Ella llamó a John Travolta “el gran amor de su vida”: ¿puedes adivinar quién es esta icónica estrella de Hollywood?

En la penumbra cargada de humo de un sótano en Boston, Kirstie Alley hizo una vez algo que resumía a la perfección su descaro de “chica alfa”: abrió la boca y dejó ver un cigarrillo encendido apoyado sobre la lengua; luego, con un gesto felino, lo volteó para atraparlo entre los dientes y dar una calada satisfecha. Fue un instante de rebeldía pura, en movimiento.

Sin embargo, quien la vio como Sally Goodson en David’s Mother conoció el reverso exacto de esa imagen: una vulnerabilidad silenciosa y sin adornos, el rostro de una madre que deja a un lado su orgullo para proteger a un hijo incomprendido por el mundo.

La carrera de Kirstie fue una lección magistral de contradicciones intensas. Primero la conocimos como la estoica y medio vulcana teniente Saavik en Star Trek II: La ira de Khan, un papel definido por una contención emocional casi quirúrgica. Y entonces llegó el giro que cambió la televisión: se quitó las orejas vulcanas y se convirtió en Rebecca Howe en Cheers.

Seamos sinceros: todos queríamos estar en ese bar de Boston con ella, viéndola navegar la vida como un hermoso caos neurótico, con el rímel corrido y el corazón a flor de piel. Hizo que fuera “permitido” que las mujeres en la TV dudaran, se desesperaran y fueran imperfectamente humanas.

Era volátil y audaz sin pedir disculpas, una personalidad que disparaba desde la cadera en una ciudad de sonrisas ensayadas. La celebramos no por ser impecable, sino porque sus grietas —sus luchas públicas con el peso, sus opiniones sin filtro— estaban a la vista. Fue la “perdedora más grande y triste” del bar, y la amamos por eso, porque en sus titubeos nos veíamos reflejados.

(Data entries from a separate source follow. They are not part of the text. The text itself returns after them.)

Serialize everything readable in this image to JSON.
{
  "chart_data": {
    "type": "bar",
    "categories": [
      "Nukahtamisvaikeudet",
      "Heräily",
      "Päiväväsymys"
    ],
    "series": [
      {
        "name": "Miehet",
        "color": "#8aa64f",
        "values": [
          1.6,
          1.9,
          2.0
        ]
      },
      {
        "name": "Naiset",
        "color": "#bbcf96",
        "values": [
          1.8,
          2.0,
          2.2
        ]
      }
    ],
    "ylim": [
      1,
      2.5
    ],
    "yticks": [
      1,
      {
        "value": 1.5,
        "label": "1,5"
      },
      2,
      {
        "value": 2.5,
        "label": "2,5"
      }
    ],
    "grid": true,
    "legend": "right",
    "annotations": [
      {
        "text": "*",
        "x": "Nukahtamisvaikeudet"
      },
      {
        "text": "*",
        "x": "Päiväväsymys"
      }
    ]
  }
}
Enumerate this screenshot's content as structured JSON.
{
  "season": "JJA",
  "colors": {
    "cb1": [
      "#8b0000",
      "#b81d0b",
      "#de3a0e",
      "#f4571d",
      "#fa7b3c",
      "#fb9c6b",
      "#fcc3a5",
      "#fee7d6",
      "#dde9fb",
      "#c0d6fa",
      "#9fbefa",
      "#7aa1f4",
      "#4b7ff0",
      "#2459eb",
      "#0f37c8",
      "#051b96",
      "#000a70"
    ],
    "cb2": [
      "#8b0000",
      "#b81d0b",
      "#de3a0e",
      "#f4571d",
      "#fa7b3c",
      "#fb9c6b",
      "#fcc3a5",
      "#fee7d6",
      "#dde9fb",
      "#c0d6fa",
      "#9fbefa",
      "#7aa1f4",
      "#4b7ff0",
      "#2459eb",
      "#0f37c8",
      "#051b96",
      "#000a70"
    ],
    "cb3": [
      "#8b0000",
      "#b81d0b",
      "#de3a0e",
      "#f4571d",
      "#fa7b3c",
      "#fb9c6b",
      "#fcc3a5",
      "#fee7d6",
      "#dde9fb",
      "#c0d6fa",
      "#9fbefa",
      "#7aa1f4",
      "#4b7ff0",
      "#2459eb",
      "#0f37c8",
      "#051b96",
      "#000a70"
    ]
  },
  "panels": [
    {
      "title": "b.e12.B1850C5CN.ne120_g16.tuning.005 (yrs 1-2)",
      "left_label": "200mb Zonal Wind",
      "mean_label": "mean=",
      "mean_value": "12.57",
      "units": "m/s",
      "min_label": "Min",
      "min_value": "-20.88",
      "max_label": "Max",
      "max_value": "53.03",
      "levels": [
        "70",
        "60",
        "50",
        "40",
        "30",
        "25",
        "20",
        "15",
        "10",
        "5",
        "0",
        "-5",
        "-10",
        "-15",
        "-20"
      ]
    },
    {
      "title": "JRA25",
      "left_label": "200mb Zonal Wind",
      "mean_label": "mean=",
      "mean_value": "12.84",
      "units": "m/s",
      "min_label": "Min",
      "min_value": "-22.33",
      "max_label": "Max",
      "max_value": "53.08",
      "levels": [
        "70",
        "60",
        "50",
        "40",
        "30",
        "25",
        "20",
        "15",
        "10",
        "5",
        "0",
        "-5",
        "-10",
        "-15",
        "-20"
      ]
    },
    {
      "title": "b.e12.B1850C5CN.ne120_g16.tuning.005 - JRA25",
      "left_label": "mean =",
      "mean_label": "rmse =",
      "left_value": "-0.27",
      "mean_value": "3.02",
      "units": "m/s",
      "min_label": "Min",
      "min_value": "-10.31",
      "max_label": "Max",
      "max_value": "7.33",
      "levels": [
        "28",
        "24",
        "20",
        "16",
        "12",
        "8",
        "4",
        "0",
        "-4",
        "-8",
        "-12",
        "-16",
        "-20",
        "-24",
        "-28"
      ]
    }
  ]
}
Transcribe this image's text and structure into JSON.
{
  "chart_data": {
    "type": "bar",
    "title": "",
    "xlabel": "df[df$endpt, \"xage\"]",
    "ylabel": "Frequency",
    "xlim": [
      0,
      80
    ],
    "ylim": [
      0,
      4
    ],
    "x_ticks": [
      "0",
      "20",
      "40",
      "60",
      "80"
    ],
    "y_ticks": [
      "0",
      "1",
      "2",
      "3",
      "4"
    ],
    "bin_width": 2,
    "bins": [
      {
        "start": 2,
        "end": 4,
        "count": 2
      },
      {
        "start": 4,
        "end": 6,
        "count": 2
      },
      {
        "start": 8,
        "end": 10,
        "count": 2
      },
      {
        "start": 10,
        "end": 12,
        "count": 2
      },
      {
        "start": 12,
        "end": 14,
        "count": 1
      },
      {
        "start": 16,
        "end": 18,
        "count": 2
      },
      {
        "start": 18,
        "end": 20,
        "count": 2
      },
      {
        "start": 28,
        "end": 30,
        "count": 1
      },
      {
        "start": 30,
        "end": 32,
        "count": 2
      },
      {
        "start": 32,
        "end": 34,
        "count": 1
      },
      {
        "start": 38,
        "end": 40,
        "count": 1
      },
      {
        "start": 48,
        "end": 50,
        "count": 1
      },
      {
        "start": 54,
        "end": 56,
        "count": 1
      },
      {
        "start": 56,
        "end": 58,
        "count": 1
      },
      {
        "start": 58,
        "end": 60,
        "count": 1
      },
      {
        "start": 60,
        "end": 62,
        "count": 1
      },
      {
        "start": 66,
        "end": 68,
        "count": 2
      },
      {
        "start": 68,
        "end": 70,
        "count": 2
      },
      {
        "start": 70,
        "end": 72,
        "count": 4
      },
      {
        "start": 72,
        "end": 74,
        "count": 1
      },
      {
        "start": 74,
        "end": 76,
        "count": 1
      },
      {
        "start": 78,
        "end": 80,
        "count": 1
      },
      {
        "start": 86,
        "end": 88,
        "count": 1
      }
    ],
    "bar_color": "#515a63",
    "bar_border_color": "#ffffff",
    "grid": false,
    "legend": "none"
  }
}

En 2026, mientras desplazamos el dedo por un mundo hiperfiltrado y pulido, el legado de Kirstie se siente como una descarga necesaria. Nos recordó que el verdadero magnetismo nace de la aspereza bajo el brillo. No solo interpretó personajes: vivió en voz alta, invitándonos a reírnos de lo absurdo. Su vida sugiere que lo más auténtico que podemos ser es nosotros mismos, sin filtros—aunque a veces no sepamos muy bien cómo girar el pomo de la puerta.